Thereby we prove what philosophers call the thesis of retrocausation – the idea that the present can causally influence the past. Unthinkable in the dull mechanistic worldview of the casual secularist; self-evident in the magical language of recovery.
So much more to say, but we gather on a Fight Club protocol. Like the Mafia, or the much-missed homosexual subculture, we communicate in euphemisms. Not because we are a “cult”, but just in case one of us fucks up.
I can tell you that I have seen magic in those meetings. Even to the point of miracle when (as occasionally happens, if miracles can “occasionally” happen) the drunk and angry atheist blossoms into the sober and calm agnostic. Some get even further down that path, connecting the dots, and concluding that if what’s happening in the rooms is near as dammit like the work of the Holy Spirit then, well, perhaps that’s exactly what’s going on?

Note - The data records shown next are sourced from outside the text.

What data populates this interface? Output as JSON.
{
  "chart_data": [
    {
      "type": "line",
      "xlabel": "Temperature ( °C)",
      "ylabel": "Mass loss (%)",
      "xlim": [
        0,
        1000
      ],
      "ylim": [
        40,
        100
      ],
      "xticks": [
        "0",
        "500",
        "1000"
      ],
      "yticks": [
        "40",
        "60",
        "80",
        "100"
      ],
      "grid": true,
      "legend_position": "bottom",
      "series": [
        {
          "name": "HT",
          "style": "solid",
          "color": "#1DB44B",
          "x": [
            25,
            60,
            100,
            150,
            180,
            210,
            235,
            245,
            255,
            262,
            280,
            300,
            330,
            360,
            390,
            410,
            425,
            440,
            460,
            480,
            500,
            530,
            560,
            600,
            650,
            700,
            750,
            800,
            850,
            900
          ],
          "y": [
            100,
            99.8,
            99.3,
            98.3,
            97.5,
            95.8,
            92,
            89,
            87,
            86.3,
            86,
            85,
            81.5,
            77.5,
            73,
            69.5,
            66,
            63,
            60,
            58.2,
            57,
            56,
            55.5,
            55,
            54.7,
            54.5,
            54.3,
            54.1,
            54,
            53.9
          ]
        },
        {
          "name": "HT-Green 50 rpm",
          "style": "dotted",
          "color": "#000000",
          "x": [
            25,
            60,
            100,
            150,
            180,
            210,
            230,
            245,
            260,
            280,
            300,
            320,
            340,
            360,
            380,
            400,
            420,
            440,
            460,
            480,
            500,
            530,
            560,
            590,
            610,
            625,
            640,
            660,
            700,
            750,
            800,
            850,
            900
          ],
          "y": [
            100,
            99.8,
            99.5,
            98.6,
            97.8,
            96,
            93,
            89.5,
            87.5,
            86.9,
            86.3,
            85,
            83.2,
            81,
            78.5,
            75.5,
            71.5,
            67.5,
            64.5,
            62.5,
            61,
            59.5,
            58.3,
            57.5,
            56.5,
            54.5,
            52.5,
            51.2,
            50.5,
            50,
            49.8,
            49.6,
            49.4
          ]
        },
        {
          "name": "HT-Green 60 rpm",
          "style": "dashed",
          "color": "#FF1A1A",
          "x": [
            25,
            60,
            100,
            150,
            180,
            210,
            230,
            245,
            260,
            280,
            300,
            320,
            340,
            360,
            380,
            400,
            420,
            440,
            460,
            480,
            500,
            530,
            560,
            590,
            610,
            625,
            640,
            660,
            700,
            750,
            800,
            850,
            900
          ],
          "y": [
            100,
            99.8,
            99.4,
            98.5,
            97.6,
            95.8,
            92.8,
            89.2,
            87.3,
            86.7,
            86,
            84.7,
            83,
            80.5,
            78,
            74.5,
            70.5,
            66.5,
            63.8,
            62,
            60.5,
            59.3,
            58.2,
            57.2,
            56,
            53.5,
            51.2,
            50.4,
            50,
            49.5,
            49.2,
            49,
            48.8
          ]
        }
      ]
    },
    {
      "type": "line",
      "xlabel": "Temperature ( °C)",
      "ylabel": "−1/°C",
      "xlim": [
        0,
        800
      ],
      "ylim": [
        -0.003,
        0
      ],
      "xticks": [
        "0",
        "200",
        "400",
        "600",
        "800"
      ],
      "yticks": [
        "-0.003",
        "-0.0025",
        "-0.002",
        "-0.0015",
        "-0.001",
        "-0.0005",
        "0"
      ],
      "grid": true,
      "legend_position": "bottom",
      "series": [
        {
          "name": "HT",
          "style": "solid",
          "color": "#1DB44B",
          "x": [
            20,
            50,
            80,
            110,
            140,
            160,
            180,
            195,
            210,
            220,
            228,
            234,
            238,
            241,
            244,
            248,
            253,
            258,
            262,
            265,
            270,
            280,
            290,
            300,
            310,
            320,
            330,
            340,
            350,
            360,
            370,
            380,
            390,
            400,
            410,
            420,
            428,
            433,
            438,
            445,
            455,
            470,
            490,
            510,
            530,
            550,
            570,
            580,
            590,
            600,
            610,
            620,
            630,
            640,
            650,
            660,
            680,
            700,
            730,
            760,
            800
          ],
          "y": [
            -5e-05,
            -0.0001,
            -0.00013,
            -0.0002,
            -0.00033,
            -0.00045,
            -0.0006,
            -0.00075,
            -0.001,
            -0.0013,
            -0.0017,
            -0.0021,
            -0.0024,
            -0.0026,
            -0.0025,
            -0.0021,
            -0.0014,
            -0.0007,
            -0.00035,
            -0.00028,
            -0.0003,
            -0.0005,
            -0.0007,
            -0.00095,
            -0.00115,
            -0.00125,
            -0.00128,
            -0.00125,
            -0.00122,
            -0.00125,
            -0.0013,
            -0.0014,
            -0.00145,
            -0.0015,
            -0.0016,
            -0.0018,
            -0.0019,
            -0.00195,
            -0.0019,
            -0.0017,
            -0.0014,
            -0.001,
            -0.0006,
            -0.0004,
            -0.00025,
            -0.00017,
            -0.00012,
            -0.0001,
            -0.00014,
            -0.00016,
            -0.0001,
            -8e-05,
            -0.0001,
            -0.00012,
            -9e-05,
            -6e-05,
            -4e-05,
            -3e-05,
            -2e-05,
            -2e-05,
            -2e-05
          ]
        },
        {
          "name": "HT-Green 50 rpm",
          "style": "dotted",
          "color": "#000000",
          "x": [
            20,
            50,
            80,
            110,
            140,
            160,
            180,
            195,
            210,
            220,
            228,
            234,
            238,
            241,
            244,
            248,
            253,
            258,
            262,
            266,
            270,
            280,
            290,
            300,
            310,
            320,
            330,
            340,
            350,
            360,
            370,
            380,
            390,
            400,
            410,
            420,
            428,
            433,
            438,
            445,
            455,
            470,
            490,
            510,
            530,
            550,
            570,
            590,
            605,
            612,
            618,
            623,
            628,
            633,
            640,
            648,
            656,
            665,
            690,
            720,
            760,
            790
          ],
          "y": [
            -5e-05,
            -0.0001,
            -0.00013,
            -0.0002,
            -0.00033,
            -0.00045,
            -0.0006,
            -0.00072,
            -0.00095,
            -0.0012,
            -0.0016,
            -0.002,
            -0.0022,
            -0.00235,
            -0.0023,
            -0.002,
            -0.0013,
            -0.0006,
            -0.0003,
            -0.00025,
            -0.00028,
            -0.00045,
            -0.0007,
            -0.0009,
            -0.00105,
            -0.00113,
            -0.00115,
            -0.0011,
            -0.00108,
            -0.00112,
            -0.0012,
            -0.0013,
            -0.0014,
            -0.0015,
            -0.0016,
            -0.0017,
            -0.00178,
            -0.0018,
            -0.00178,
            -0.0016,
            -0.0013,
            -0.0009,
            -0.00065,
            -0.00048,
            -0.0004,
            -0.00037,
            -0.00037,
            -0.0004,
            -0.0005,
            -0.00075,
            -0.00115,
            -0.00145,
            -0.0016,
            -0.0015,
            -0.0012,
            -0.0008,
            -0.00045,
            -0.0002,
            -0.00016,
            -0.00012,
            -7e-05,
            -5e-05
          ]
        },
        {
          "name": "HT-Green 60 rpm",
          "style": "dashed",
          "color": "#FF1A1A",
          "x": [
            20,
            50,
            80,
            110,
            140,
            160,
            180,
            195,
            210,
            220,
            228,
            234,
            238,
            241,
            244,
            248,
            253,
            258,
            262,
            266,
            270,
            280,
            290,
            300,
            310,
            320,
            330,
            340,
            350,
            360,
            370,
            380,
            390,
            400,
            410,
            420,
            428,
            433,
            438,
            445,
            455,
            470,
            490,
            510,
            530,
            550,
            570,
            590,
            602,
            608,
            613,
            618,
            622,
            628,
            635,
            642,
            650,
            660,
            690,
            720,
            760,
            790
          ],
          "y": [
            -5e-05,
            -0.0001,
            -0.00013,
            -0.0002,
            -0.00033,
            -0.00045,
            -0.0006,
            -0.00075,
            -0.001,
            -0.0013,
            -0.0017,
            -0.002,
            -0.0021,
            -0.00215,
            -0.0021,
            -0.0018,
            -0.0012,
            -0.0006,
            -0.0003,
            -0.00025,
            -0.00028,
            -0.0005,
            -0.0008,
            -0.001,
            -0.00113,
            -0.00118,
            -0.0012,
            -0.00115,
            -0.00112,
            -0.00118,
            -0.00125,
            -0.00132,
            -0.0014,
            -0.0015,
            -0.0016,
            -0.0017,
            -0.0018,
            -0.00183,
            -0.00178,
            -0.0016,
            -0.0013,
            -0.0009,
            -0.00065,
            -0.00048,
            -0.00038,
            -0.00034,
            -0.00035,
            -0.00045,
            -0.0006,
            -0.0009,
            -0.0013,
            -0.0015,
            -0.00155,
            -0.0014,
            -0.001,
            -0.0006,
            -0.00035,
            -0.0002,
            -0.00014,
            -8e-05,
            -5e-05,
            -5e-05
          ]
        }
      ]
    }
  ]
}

The singer and Catholic revert Dion DiMucci, clean and sober since 1968, has likened the practice of our programme to the Spiritual Exercises of St Ignatius of Loyola. There is truth in this. There is more wisdom in the pre-Enlightenment Catholic writers than in the aggressively pagan mega-library of “self-help” books. In addiction the self cannot help itself, any more than the eye can see itself. I suspect that this is true more generally, that the recovering addict is working a process of psychological recalibration which speaks to universal and essential qualities of the human soul. In the 12-Step programme of Alcoholics Anonymous, drink is mentioned just once, right at the start.
It works if we work it. Badger and Skinny Pete didn’t. Relapse was therefore inevitable. They were last seen clutching laser pens and claiming to be the “two best hitmen west of the Mississippi”. Tragic.